Accordingly, the present inventors have found that 5,7-dimethoxy flavone, 5,7,4'-trimethoxy flavone, and 3,5,7,3 ', 4'-pentamethoxy flavone compounds selectively activate BACE1 Inhibiting activity can prevent and treat Alzheimer ' s dementia.
The composition for preventing or treating Alzheimer's dementia containing the compound of the present invention as an active ingredient is a pharmaceutical composition comprising the above compound as an active ingredient and a pharmaceutically acceptable and physiologically acceptable adjuvant And an auxiliary agent such as an excipient, a disintegrant, a sweetener, a binder, a coating agent, a swelling agent, a lubricant, a lubricant or a flavoring agent may be used.

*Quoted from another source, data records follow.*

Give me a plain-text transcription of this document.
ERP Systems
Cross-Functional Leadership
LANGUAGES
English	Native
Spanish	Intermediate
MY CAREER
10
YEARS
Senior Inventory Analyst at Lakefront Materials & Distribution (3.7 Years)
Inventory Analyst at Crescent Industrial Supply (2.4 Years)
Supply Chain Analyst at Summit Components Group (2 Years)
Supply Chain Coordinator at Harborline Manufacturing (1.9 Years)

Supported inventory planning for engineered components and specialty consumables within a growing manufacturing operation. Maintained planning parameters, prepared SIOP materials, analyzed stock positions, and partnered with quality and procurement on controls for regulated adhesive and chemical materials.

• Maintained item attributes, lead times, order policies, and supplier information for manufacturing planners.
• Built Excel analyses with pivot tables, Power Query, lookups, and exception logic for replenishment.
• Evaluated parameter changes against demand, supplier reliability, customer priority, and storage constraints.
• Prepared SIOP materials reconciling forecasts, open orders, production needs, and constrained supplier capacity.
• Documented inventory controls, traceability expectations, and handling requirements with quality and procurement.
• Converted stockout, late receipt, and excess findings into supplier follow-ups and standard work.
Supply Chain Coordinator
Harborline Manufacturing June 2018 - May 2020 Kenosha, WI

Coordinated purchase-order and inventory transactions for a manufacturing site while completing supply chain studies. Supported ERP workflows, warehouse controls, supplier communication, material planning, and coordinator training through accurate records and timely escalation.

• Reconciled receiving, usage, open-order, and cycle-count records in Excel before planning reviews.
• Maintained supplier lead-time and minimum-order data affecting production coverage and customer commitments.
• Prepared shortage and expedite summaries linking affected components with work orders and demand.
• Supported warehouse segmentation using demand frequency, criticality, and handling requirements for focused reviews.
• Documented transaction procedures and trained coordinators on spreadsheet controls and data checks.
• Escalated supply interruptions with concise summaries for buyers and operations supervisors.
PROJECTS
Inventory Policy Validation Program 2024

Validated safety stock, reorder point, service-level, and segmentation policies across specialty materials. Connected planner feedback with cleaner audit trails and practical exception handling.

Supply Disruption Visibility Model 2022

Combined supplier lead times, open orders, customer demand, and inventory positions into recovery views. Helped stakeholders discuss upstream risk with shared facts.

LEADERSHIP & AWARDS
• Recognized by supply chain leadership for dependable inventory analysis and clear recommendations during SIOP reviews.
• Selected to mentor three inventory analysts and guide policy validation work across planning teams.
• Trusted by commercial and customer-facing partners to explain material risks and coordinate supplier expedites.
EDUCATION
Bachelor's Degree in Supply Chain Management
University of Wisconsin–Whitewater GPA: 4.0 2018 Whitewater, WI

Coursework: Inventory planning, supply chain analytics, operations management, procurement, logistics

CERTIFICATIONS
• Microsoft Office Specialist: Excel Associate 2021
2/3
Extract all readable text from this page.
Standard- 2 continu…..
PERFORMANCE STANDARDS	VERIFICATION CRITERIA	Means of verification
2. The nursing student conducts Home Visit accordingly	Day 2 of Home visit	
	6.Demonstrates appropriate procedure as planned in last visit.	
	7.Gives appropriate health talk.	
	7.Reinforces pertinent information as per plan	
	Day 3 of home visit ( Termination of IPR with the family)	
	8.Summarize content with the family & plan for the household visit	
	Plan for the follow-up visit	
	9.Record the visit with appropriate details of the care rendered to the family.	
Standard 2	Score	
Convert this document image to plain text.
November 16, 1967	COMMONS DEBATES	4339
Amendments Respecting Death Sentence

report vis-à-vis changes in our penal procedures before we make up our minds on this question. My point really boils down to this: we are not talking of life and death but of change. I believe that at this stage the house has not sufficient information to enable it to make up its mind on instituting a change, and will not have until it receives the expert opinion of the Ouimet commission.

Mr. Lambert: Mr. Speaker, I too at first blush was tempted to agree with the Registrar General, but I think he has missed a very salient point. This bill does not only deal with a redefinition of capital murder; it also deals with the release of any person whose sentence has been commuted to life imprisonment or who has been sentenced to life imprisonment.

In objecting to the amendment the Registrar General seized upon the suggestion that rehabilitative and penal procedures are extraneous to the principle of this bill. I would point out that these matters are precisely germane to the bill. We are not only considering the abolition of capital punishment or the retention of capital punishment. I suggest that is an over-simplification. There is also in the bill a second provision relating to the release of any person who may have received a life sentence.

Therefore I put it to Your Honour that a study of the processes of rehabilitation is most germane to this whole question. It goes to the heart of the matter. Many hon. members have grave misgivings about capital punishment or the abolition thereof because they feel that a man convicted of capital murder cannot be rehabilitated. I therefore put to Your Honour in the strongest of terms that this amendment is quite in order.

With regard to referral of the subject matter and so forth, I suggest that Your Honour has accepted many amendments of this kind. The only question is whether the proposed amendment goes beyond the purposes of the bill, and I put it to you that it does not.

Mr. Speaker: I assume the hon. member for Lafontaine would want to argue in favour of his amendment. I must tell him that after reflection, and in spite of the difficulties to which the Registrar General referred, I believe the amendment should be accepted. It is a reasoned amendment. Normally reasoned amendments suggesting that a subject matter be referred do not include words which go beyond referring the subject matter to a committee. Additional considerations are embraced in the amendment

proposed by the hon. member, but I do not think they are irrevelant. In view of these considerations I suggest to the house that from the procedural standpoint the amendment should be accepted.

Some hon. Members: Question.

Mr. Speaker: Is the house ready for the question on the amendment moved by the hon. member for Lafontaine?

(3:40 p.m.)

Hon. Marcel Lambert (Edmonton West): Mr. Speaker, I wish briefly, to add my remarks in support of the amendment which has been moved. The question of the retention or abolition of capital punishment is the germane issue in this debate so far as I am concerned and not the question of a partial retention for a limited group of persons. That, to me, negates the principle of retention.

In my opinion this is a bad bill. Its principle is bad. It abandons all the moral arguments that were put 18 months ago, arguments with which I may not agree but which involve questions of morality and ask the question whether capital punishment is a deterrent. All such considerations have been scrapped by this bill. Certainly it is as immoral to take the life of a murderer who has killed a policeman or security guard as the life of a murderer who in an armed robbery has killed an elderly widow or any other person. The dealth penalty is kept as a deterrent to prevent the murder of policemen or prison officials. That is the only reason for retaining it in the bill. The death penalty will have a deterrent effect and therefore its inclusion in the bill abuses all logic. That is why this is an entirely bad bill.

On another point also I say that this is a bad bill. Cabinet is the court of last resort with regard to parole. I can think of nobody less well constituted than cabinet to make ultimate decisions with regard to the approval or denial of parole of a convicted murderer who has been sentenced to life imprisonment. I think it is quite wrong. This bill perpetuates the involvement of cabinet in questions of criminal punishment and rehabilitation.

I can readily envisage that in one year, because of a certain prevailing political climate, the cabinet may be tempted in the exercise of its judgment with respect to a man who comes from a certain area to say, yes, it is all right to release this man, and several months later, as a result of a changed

The pharmaceutical composition may be formulated into a pharmaceutical composition containing at least one pharmaceutically acceptable carrier in addition to the above-described active ingredients for administration.
The pharmaceutical composition may be in the form of granules, powders, tablets, coated tablets, capsules, suppositories, liquids, syrups, juices, suspensions, emulsions, drops or injectable solutions. For example, for formulation into tablets or capsules, the active ingredient may be combined with an oral, non-toxic pharmaceutically acceptable inert carrier such as ethanol, glycerol, water, and the like. Also, if desired or necessary, suitable binders, lubricants, disintegrants and coloring agents may also be included as a mixture. Suitable binders include, but are not limited to, natural sugars such as starch, gelatin, glucose or beta-lactose, natural and synthetic gums such as corn sweeteners, acacia, tracker candles or sodium oleate, sodium stearate, magnesium stearate, sodium Benzoate, sodium acetate, sodium chloride, and the like. Disintegrants include, but are not limited to, starch, methyl cellulose, agar, bentonite, xanthan gum and the like. Acceptable pharmaceutical carriers for compositions that are formulated into a liquid solution include sterile water and sterile water suitable for the living body such as saline, sterile water, Ringer's solution, buffered saline, albumin injection solution, dextrose solution, maltodextrin solution, glycerol, One or more of these components may be mixed and used. If necessary, other conventional additives such as an antioxidant, a buffer, and a bacteriostatic agent may be added. In addition, diluents, dispersants, surfactants, binders, and lubricants may be additionally added to formulate into injectable solutions, pills, capsules, granules or tablets such as aqueous solutions, suspensions, emulsions and the like. Further, it can be suitably formulated according to each disease or ingredient, using the method disclosed in Remington's Pharmaceutical Science, Mack Publishing Company, Easton PA as an appropriate method in the field.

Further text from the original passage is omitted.